ダブル王子さまにはご注意を!



「……どうした?」


怪訝そうな一樹の声が、やがてこちらを心配するものに変わる。


「おい、顔が青いぞ。もしかして気分が悪いのか? ひとまずそこに座ってろ。あ、風で冷えるからこれ着とけよ」


慌てた一樹はスーツのジャケットを脱ぐと、私の身体に掛けてくれる。何だか彼を見られなくて、俯いたままジャケットを右手でかき寄せた。


「気分はどうだ? 飲み物買ってきた方が良いなら言え。それとも病室に戻るか? 医者か看護師連れて来た方がいいか?」


狼狽えながらあれこれ面倒を見ようとしてくれる彼。てっきり知らん顔して行っちゃうかと思ってた……なんて嘘。やっぱり、予想通りにまっすぐで真面目で不器用。

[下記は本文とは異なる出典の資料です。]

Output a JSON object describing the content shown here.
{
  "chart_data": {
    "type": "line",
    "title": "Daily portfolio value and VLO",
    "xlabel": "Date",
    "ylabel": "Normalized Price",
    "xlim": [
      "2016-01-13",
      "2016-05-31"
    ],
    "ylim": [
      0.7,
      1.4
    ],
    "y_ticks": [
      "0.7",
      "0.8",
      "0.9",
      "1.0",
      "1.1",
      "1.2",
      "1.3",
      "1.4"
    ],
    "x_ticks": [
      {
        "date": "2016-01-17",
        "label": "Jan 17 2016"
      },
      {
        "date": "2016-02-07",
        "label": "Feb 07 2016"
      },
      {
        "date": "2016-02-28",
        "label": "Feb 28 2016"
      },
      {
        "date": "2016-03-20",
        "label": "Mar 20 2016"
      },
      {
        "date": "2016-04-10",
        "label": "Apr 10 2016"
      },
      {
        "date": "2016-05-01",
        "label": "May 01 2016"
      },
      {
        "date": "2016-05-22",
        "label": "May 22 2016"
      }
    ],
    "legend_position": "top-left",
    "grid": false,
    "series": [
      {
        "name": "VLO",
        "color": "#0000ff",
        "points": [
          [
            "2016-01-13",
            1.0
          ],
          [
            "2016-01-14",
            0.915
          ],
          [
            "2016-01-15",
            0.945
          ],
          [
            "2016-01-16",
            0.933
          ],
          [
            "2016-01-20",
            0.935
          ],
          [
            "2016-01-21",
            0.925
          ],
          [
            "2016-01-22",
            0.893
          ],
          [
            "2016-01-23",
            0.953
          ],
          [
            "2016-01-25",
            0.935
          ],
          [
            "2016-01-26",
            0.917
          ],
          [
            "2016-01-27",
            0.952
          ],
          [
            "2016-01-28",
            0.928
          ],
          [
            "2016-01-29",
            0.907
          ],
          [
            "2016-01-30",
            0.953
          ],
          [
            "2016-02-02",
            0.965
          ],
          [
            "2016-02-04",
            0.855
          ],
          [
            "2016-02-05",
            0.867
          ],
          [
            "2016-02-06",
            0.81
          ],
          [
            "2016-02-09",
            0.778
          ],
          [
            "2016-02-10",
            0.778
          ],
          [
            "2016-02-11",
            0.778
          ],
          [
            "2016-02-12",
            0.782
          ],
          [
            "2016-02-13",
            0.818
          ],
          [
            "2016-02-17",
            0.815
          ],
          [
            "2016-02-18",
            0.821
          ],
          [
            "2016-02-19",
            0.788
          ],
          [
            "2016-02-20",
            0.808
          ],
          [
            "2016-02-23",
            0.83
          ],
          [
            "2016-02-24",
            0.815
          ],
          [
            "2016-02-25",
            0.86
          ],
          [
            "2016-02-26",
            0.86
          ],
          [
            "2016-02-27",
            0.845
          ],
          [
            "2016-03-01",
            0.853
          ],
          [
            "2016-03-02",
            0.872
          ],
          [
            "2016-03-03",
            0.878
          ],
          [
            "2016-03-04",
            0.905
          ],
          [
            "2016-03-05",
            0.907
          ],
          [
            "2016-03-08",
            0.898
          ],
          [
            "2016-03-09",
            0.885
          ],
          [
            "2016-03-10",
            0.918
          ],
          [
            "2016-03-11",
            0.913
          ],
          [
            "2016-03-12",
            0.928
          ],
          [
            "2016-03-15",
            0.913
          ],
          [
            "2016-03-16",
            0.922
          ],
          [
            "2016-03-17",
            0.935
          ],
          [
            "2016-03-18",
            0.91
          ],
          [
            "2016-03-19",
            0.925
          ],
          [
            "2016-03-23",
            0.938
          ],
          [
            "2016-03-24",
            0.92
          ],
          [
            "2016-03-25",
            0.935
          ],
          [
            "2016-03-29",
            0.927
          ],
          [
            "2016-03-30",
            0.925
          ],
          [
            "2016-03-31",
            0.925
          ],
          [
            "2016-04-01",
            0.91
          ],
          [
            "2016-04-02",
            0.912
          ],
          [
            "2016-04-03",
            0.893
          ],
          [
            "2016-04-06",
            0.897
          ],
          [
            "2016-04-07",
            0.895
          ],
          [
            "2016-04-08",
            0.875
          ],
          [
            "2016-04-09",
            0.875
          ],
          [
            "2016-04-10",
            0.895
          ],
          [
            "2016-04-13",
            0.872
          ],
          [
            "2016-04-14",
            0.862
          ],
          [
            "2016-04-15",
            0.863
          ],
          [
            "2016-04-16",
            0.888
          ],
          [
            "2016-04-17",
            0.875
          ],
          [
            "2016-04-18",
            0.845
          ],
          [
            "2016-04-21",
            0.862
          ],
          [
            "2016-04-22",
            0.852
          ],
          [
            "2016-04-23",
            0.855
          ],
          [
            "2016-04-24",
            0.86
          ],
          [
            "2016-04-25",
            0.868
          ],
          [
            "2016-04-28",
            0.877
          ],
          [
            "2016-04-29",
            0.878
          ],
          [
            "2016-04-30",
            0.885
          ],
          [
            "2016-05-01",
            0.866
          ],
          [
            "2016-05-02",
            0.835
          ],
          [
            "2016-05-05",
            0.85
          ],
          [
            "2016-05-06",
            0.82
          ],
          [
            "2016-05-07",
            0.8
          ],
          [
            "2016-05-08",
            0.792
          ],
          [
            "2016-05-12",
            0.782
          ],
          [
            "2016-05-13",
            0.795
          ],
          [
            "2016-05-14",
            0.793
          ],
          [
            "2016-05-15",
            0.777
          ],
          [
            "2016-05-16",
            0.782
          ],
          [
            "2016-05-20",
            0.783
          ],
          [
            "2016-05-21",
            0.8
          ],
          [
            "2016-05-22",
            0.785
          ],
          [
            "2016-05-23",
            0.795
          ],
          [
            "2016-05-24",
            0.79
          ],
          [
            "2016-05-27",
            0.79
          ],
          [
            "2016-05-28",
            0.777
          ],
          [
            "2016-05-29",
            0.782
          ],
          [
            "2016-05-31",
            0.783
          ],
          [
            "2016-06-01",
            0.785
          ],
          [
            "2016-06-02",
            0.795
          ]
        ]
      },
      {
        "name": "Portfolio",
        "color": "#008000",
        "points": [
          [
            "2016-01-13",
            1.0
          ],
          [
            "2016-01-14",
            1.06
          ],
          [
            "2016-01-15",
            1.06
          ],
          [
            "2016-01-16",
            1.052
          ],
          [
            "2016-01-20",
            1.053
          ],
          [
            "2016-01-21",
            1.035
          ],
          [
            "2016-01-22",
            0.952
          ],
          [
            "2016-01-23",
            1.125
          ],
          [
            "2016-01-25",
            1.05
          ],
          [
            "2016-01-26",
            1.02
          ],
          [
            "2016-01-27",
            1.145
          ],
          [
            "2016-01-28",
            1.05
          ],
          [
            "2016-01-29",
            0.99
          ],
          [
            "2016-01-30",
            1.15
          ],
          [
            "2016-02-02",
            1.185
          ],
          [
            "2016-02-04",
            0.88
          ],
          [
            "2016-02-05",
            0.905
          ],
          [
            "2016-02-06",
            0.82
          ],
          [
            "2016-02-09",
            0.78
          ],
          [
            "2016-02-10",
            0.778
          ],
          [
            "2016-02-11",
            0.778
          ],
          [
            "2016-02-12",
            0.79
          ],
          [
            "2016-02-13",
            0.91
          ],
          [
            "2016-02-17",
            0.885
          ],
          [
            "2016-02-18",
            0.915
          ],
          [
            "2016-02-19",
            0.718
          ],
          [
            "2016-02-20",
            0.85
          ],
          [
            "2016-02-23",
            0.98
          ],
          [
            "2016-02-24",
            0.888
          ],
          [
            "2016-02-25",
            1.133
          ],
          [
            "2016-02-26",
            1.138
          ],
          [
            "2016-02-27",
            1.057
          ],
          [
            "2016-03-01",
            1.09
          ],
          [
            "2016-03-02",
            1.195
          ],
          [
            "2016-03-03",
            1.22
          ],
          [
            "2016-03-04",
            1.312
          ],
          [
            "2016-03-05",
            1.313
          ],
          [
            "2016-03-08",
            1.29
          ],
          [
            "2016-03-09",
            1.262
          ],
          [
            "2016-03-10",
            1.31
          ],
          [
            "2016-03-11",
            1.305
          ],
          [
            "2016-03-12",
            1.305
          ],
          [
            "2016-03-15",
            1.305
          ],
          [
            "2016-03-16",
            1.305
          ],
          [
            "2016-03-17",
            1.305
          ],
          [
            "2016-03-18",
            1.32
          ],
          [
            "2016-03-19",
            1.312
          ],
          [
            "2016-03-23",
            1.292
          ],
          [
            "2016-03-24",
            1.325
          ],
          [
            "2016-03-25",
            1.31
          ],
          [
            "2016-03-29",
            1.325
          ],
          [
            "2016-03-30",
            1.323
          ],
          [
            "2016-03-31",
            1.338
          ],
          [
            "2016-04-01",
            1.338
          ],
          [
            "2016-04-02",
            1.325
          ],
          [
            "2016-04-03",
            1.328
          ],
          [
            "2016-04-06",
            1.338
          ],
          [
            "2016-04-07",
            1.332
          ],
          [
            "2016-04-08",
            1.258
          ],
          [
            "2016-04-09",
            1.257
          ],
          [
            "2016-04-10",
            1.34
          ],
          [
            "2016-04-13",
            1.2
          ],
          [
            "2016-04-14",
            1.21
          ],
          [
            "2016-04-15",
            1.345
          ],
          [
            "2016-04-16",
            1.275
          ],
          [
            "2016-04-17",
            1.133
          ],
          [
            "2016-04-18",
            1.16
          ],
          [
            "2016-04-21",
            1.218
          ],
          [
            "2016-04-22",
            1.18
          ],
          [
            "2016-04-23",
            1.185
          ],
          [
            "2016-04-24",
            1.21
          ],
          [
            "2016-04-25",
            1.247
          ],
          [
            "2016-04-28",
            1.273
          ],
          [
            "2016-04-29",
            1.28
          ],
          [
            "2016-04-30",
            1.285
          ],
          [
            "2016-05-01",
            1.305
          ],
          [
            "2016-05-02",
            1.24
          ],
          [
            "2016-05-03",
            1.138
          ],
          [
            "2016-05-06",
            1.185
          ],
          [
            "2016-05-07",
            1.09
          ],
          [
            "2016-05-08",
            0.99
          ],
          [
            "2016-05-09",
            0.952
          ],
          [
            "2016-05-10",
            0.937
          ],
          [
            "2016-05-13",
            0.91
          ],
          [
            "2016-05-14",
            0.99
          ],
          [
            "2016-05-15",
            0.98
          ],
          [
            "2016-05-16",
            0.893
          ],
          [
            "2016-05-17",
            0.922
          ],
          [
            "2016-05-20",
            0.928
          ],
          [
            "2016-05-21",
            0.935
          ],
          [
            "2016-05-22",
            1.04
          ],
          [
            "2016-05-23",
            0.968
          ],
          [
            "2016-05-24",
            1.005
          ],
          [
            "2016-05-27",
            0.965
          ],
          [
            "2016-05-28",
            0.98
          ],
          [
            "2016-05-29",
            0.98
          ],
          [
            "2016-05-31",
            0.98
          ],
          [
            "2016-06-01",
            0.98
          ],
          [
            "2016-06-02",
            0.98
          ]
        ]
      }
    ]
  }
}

普通は医者を呼んで任せるだけなのに、彼は私の体調を配慮してあれこれ世話をしてくれた。


それが、嬉しくて……悲しかった。


だって……この優しさは、私が記憶捜しの協力者だから向けられたもの。


家族や恋人でもない私に、永遠に与えられるものでない、と今更ながら気づいてしまえば……胸が痛む理由に名前を付けそうになって恐れを感じた。